Friday, July 13, 2012


The NY Times is reporting that the city council will hold an oversight hearing into the snafus over at the NYC Board of Elections:

"In the wake of a protracted and contentious vote count in last month’s Democratic Congressional primary in northern Manhattan and the Bronx, the City Council on Thursday announced it will hold an oversight hearing in an effort to determine what went wrong in the ballot-counting process."

And the ever vigilant council speaker is all over it-not wanting to allow anything to taint the democratic process:

"The Board of Elections’ inability to accurately tally and report the results of last month’s Congressional primary in a timely manner threatens the credibility of the democratic process,” Christine C. Quinn, the City Council speaker, said in a statement. “New Yorkers must be able to trust that when they cast a valid ballot, their vote will be counted accurately.”
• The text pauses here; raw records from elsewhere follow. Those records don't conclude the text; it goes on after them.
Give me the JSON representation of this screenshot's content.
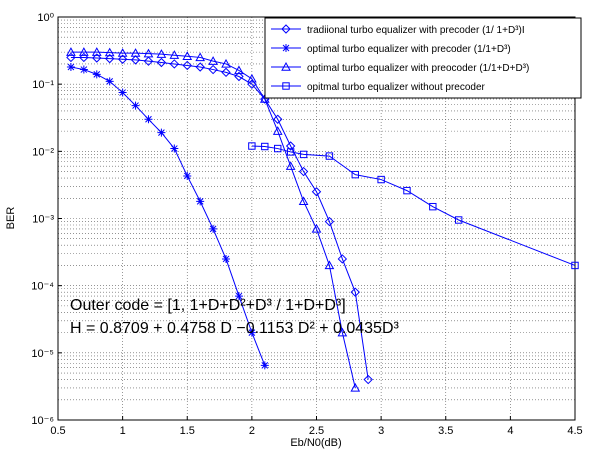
{
  "chart_data": {
    "type": "line",
    "x_label": "Eb/N0(dB)",
    "y_label": "BER",
    "log_y": true,
    "grid": true,
    "legend_position": "upper right",
    "xlim": [
      0.5,
      4.5
    ],
    "xticks": [
      0.5,
      1,
      1.5,
      2,
      2.5,
      3,
      3.5,
      4,
      4.5
    ],
    "ylim": [
      1e-06,
      1
    ],
    "yticks": [
      {
        "value": 1e-06,
        "label": "10⁻⁶"
      },
      {
        "value": 1e-05,
        "label": "10⁻⁵"
      },
      {
        "value": 0.0001,
        "label": "10⁻⁴"
      },
      {
        "value": 0.001,
        "label": "10⁻³"
      },
      {
        "value": 0.01,
        "label": "10⁻²"
      },
      {
        "value": 0.1,
        "label": "10⁻¹"
      },
      {
        "value": 1,
        "label": "10⁰"
      }
    ],
    "annotations": [
      "Outer code =  [1, 1+D+D²+D³ / 1+D+D³]",
      "H = 0.8709 + 0.4758 D −0.1153 D² + 0.0435D³"
    ],
    "series": [
      {
        "name": "tradiional turbo equalizer with precoder (1/ 1+D³)I",
        "color": "#0000ff",
        "marker": "diamond",
        "x": [
          0.6,
          0.7,
          0.8,
          0.9,
          1.0,
          1.1,
          1.2,
          1.3,
          1.4,
          1.5,
          1.6,
          1.7,
          1.8,
          1.9,
          2.0,
          2.1,
          2.2,
          2.3,
          2.4,
          2.5,
          2.6,
          2.7,
          2.8,
          2.9
        ],
        "values": [
          0.25,
          0.25,
          0.245,
          0.24,
          0.235,
          0.23,
          0.22,
          0.21,
          0.2,
          0.19,
          0.18,
          0.165,
          0.15,
          0.13,
          0.1,
          0.06,
          0.03,
          0.012,
          0.005,
          0.0025,
          0.0009,
          0.00025,
          8e-05,
          4e-06
        ]
      },
      {
        "name": "optimal turbo equalizer with precoder (1/1+D³)",
        "color": "#0000ff",
        "marker": "star",
        "x": [
          0.6,
          0.7,
          0.8,
          0.9,
          1.0,
          1.1,
          1.2,
          1.3,
          1.4,
          1.5,
          1.6,
          1.7,
          1.8,
          1.9,
          2.0,
          2.1
        ],
        "values": [
          0.18,
          0.165,
          0.14,
          0.11,
          0.075,
          0.048,
          0.03,
          0.019,
          0.011,
          0.0043,
          0.0018,
          0.0007,
          0.00025,
          7e-05,
          2e-05,
          6.5e-06
        ]
      },
      {
        "name": "optimal turbo equalizer with preocoder (1/1+D+D³)",
        "color": "#0000ff",
        "marker": "triangle",
        "x": [
          0.6,
          0.7,
          0.8,
          0.9,
          1.0,
          1.1,
          1.2,
          1.3,
          1.4,
          1.5,
          1.6,
          1.7,
          1.8,
          1.9,
          2.0,
          2.1,
          2.2,
          2.3,
          2.4,
          2.5,
          2.6,
          2.7,
          2.8
        ],
        "values": [
          0.3,
          0.3,
          0.3,
          0.295,
          0.29,
          0.29,
          0.285,
          0.28,
          0.27,
          0.26,
          0.25,
          0.22,
          0.2,
          0.16,
          0.12,
          0.06,
          0.02,
          0.006,
          0.0018,
          0.0007,
          0.0002,
          2e-05,
          3e-06
        ]
      },
      {
        "name": "opitmal turbo equalizer without precoder",
        "color": "#0000ff",
        "marker": "square",
        "x": [
          2.0,
          2.1,
          2.2,
          2.3,
          2.4,
          2.6,
          2.8,
          3.0,
          3.2,
          3.4,
          3.6,
          4.5
        ],
        "values": [
          0.012,
          0.0118,
          0.011,
          0.0098,
          0.009,
          0.0085,
          0.0045,
          0.0038,
          0.0026,
          0.0015,
          0.00095,
          0.0002
        ]
      }
    ]
  }
}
Here, here-let's all raise a glass to Quinn for her vigilance-but isn't it strange that the speaker has remained mute over an even worse scandal, one that isn't hypothetical? We're talking, of course, about the city's illegal lobbying campaign-the one that tarnished the entire ULURP process over the development at Willets Point.

We know for certain that Claire Shulman lied directly to the city council when she was asked about the amount of city funds that EDC had given her group to lobby-illegally, as it turned out. Perhaps the speaker's muteness is a result of her longstanding friendship with the dowager borough president?

Whatever it is it speaks once again to the fact that for the last eight years-at least when it comes to economic development-Christine Quinn has been little more than a water carrier. And the only time she went against the mayor was over the Kingsbridge Armory when the Bronx delegation dragged her kicking and screaming into the opposition-all because her speakership was hanging in the balance.

What this means for us-and for all New Yorkers-is that Quinn, should she somehow manage to get elected mayor, will not be a voice for the small businesses and neighborhoods that stand in the path of mega-development. She has come a long way from the days when she was a stalwart community organizer in Chelsea fighting box stores. Perhaps, as Chuck Schumer has said about NY's junior senator, she has, "evolved."